Isotonic sports drinks are often consumed to offset the effects of dehydration and improve endurance performance, but hypotonic drinks may be more advantageous. The purpose of the study was to compare absorption and effects on performance of a commercially available hypotonic sports drink (Mizone Rapid: 3.9% carbohydrate [CHO], 218 mOsmol/kg) with those of an isotonic drink (PowerAde: 7.6% CHO, 281 mOsmol/ kg), a hypertonic drink (Gatorade: 6% CHO, 327 mOsmol/kg), and a noncaloric placebo (8 mOsmol/kg). In a crossover, 11 cyclists consumed each drink on separate days at 250 ml/15 min during a 2-hr preload ride at 55% peak power followed by an incremental test to exhaustion. Small to moderate increases in deuterium oxide enrichment in the preload were observed with Mizone Rapid relative to PowerAde, Gatorade, and placebo (differences of 88, 45, and 42 parts per million, respectively; 90% confidence limits ±28).
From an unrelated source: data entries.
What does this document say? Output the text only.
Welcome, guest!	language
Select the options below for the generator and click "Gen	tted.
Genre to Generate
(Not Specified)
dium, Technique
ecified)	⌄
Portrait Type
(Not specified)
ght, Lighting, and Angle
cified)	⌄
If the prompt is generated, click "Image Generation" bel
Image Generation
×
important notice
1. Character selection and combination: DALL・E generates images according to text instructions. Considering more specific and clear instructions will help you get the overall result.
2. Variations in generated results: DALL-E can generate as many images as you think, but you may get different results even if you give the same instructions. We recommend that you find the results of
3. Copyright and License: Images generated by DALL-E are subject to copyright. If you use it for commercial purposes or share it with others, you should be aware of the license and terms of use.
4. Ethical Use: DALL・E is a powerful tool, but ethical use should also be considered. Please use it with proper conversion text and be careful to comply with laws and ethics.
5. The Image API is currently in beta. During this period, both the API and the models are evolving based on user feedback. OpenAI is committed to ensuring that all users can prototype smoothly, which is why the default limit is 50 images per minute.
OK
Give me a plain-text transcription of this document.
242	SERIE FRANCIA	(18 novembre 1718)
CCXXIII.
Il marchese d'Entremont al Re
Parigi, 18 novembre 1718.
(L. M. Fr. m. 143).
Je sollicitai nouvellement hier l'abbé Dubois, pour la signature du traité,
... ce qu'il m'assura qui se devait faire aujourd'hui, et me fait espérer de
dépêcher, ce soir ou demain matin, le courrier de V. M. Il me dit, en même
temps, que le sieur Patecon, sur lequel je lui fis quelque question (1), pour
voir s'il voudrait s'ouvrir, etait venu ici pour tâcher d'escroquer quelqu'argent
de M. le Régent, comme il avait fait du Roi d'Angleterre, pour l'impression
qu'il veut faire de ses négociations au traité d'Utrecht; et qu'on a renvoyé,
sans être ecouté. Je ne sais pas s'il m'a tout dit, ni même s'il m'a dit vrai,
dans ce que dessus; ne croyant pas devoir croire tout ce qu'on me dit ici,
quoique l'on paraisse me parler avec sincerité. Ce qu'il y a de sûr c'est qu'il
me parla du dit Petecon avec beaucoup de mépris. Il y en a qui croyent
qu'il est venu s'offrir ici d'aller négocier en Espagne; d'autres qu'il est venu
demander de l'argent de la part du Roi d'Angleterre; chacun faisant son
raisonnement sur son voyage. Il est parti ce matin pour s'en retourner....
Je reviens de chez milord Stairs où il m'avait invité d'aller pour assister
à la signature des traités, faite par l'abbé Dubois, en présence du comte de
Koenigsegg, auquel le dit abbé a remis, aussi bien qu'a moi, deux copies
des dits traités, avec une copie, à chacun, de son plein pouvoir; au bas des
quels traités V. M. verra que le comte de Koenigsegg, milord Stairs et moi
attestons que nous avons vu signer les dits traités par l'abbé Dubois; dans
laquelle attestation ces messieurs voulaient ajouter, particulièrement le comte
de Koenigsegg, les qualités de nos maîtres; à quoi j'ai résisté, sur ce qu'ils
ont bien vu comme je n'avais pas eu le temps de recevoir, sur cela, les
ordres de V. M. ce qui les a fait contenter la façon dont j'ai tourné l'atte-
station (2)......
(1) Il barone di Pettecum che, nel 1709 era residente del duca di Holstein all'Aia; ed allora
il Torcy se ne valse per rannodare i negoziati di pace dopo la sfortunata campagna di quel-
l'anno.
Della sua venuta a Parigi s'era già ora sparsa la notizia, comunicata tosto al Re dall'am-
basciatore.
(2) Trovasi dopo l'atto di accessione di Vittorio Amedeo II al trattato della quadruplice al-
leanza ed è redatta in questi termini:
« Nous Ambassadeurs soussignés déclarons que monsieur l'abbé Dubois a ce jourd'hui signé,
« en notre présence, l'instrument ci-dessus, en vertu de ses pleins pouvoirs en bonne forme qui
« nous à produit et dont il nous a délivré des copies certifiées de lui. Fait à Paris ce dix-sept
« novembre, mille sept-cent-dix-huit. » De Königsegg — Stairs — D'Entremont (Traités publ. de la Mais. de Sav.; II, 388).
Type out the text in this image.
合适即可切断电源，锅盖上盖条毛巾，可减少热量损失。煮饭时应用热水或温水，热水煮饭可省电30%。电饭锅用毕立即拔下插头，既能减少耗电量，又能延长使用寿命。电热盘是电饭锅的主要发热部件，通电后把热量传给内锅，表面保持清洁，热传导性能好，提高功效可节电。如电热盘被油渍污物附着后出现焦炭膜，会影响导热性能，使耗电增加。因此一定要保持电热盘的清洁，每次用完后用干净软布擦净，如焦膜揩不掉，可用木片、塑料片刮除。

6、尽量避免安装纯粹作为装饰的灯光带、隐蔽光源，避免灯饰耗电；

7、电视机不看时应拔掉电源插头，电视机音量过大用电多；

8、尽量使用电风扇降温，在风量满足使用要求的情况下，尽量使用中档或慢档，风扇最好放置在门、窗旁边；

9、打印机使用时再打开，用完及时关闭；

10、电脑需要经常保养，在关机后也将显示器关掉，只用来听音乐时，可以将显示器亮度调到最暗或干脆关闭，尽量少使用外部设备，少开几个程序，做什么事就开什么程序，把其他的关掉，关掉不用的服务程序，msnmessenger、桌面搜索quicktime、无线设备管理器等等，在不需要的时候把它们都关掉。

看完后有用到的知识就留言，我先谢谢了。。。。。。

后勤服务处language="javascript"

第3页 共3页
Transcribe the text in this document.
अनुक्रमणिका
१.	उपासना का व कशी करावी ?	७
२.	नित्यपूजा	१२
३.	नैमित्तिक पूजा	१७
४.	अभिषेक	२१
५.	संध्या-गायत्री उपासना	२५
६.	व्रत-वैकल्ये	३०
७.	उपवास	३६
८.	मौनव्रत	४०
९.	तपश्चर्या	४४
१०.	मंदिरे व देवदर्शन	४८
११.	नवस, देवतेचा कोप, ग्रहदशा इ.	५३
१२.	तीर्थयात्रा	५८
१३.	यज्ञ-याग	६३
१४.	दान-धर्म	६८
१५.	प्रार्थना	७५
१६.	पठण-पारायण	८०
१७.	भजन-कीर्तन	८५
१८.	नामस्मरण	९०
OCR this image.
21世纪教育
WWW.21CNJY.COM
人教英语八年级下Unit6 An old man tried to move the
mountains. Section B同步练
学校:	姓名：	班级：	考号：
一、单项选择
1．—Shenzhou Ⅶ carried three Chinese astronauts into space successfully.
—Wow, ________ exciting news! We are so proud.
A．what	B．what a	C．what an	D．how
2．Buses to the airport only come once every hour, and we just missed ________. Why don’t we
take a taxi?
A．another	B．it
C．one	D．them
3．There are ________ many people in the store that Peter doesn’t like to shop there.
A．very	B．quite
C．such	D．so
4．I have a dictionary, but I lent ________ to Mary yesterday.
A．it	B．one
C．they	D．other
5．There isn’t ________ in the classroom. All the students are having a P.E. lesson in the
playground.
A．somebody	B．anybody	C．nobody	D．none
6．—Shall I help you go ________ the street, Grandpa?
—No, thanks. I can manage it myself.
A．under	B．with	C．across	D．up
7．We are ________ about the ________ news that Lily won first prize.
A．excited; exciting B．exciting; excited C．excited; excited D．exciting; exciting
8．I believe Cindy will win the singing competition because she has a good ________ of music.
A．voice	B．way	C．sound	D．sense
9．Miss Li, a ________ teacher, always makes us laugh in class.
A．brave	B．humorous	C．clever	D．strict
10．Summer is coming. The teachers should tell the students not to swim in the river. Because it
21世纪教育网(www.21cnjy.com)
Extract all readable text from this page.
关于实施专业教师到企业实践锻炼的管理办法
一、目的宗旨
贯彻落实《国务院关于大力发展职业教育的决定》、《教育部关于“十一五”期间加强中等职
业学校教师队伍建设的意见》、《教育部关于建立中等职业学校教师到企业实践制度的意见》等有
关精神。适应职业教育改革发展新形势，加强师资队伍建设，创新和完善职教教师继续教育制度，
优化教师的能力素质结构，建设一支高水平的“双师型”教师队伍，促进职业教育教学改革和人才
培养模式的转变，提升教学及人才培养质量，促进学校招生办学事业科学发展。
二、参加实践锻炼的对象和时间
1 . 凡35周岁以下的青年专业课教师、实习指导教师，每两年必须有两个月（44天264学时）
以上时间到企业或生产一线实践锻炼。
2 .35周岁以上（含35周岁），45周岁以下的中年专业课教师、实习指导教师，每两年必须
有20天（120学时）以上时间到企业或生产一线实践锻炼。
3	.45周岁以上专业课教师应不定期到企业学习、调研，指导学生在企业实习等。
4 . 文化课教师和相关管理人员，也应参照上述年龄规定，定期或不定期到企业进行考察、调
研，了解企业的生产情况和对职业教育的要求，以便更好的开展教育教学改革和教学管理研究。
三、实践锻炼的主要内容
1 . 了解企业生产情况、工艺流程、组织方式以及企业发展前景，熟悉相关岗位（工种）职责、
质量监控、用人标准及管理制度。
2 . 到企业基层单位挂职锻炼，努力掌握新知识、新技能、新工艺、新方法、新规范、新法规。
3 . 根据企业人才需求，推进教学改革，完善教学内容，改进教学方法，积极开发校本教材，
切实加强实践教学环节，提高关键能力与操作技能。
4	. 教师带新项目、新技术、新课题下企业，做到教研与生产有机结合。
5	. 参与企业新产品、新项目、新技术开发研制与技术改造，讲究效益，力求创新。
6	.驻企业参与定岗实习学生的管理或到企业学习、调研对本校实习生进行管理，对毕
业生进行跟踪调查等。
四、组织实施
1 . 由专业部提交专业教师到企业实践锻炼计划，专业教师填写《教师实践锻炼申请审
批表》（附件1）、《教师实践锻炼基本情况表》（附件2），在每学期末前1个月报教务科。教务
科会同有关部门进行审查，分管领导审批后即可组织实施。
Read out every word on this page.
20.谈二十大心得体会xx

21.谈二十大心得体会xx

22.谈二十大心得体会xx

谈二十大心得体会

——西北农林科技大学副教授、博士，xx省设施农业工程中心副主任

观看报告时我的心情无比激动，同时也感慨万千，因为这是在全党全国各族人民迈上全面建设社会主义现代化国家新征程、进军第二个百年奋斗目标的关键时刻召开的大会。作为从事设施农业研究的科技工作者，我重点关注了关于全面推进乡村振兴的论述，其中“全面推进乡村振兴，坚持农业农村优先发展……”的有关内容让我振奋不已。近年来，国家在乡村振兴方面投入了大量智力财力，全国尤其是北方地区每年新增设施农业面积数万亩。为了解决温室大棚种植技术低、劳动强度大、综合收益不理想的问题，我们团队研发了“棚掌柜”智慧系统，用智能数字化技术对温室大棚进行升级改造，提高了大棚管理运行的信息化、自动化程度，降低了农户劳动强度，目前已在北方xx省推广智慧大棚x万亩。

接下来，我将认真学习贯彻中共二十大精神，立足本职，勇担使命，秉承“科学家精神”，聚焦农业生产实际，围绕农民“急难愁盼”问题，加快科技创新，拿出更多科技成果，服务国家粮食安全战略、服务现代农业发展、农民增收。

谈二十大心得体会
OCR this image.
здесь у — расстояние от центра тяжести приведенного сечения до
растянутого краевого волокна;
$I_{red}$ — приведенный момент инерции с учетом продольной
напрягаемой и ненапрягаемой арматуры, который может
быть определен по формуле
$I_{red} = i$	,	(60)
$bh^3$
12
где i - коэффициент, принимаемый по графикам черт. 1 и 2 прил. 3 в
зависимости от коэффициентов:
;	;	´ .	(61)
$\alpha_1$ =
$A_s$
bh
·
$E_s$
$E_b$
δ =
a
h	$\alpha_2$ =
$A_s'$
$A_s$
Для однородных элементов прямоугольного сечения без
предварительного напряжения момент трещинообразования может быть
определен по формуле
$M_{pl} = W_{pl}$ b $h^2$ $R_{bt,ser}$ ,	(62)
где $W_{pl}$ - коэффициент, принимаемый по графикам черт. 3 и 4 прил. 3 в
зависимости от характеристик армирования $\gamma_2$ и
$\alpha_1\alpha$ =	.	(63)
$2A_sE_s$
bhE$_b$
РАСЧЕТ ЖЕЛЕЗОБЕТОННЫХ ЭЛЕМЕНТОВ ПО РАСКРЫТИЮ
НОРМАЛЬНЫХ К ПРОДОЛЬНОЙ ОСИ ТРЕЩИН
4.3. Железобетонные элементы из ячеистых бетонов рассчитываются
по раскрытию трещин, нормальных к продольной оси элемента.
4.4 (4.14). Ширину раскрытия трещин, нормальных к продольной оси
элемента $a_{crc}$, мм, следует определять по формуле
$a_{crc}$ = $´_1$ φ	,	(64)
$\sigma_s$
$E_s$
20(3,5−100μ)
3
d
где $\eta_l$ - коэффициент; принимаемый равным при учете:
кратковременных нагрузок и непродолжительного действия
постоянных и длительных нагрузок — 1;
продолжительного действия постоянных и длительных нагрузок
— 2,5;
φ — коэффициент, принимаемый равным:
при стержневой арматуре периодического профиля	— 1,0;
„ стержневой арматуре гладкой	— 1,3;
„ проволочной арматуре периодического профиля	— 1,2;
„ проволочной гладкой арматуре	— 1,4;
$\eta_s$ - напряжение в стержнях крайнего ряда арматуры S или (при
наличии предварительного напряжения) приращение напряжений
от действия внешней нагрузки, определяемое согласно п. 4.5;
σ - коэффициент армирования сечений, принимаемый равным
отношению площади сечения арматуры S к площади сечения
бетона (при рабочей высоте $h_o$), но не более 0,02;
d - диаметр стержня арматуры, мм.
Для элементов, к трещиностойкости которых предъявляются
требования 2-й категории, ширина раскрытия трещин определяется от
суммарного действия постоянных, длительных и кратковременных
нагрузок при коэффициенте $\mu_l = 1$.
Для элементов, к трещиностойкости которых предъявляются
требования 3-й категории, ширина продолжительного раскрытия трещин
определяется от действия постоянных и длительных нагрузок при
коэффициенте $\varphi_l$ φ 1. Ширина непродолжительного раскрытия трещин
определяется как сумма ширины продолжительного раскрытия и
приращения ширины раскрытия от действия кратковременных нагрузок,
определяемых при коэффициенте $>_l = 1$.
Serum osmolality was moderately lower with Mizone Rapid than with PowerAde and Gatorade (-1.9, -2.4; mOsmol/L; ±1.2 mOsmol/L) but not clearly different vs. placebo. Plasma volume reduction was small to moderate with Mizone Rapid, PowerAde, and Gatorade relative to placebo (-1.9%, -2.5%, -2.9%; ± 2.5%). Gut comfort was highest with Mizone Rapid but clearly different (8.4% ± 4.8%) only vs PowerAde. Peak power was highest with Mizone Rapid (380 W) vs. placebo and other drinks (1.2-3.0%; 99% confidence limits ±4.7%), but differences were inconclusive with reference to the smallest important effect (~1.2%). The outcomes are consistent with fastest fluid absorption with the hypotonic sports drink. Further research should determine whether the effect has a meaningful impact on performance.